Of the authorship of the Ossianic poems nothing is known. In the Book of Leinster are three short pieces ascribed to Ossian himself, and five to Finn, and other old MSS. contain poems ascribed to Caoilte, Ossian's companion and fellow survivor, and to Fergus, another son of Finn; but of the great mass of the many thousand lines which we have in seventeenth and eighteenth century MSS. there is not much which is placed in Ossian's mouth as first hand, the pieces as I have said generally beginning with a dialogue, from which Ossian proceeds to recount his tale. But this dramatic form of the lay shows that no pretence was kept up of Ossian's being the singer of his own exploits.[16] From the paucity of the pieces attributed to him in the oldest MSS. it is probable that the Gaelic race only gradually singled him out as their typical pagan poet, instead of Fergus or Caoilte or any other of his alleged contemporaries, just as they singled out his father Finn, as the typical pagan leader of their race; and it is likely that a large part of our Ossianic lay and literature is post-Danish, while the great mass of the Red Branch saga is in its birth many centuries anterior to the Norsemen's invasion.[17]


[1] In Irish Oisín, pronounced "Esheen," or "Ussheen." However, the Scotch Gaelic form has, thanks to the genius of Macpherson, so overshadowed the Irish one that it may be allowed to remain.

[2] Standish Hayes O'Grady, in the third vol. of the Ossianic Society, gives the names of thirty-five of these poems, amounting to nearly 11,000 lines.
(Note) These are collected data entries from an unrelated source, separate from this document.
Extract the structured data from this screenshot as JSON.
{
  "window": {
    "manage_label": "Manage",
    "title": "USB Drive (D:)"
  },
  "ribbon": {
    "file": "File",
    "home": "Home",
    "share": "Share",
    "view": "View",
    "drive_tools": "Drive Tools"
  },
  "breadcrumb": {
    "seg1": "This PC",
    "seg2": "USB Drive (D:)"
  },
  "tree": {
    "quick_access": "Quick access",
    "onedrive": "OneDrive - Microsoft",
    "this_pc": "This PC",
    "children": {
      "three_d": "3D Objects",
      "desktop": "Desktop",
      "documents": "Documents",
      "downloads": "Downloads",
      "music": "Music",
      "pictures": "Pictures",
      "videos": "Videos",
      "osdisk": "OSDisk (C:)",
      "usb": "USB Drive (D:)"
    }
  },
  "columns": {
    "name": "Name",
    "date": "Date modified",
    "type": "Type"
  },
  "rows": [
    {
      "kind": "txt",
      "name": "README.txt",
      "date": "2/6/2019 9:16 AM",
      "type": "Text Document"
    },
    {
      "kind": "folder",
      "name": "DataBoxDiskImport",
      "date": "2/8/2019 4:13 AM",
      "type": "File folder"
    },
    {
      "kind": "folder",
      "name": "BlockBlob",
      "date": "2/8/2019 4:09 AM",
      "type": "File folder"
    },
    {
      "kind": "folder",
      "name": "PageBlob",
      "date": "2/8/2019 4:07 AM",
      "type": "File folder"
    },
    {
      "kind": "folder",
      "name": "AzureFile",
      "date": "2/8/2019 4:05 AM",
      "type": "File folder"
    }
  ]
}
The Ossianic Society printed about 6,000 lines. The Franciscans have shown me a MS. with over 10,000 lines, none of which has been printed.

[3] In the original Ossian asks—

"An éagcóir nár mhaith le Dia
Ór a's biadh do thabhairt do neach?
Nior dhiultaigh Fionn treun ná truagh
Ifrionn fuar má 's é a theach."

[4] Irish writers always describe Hell as cold, not hot. This is so even in Keating. The "cold flag of hell."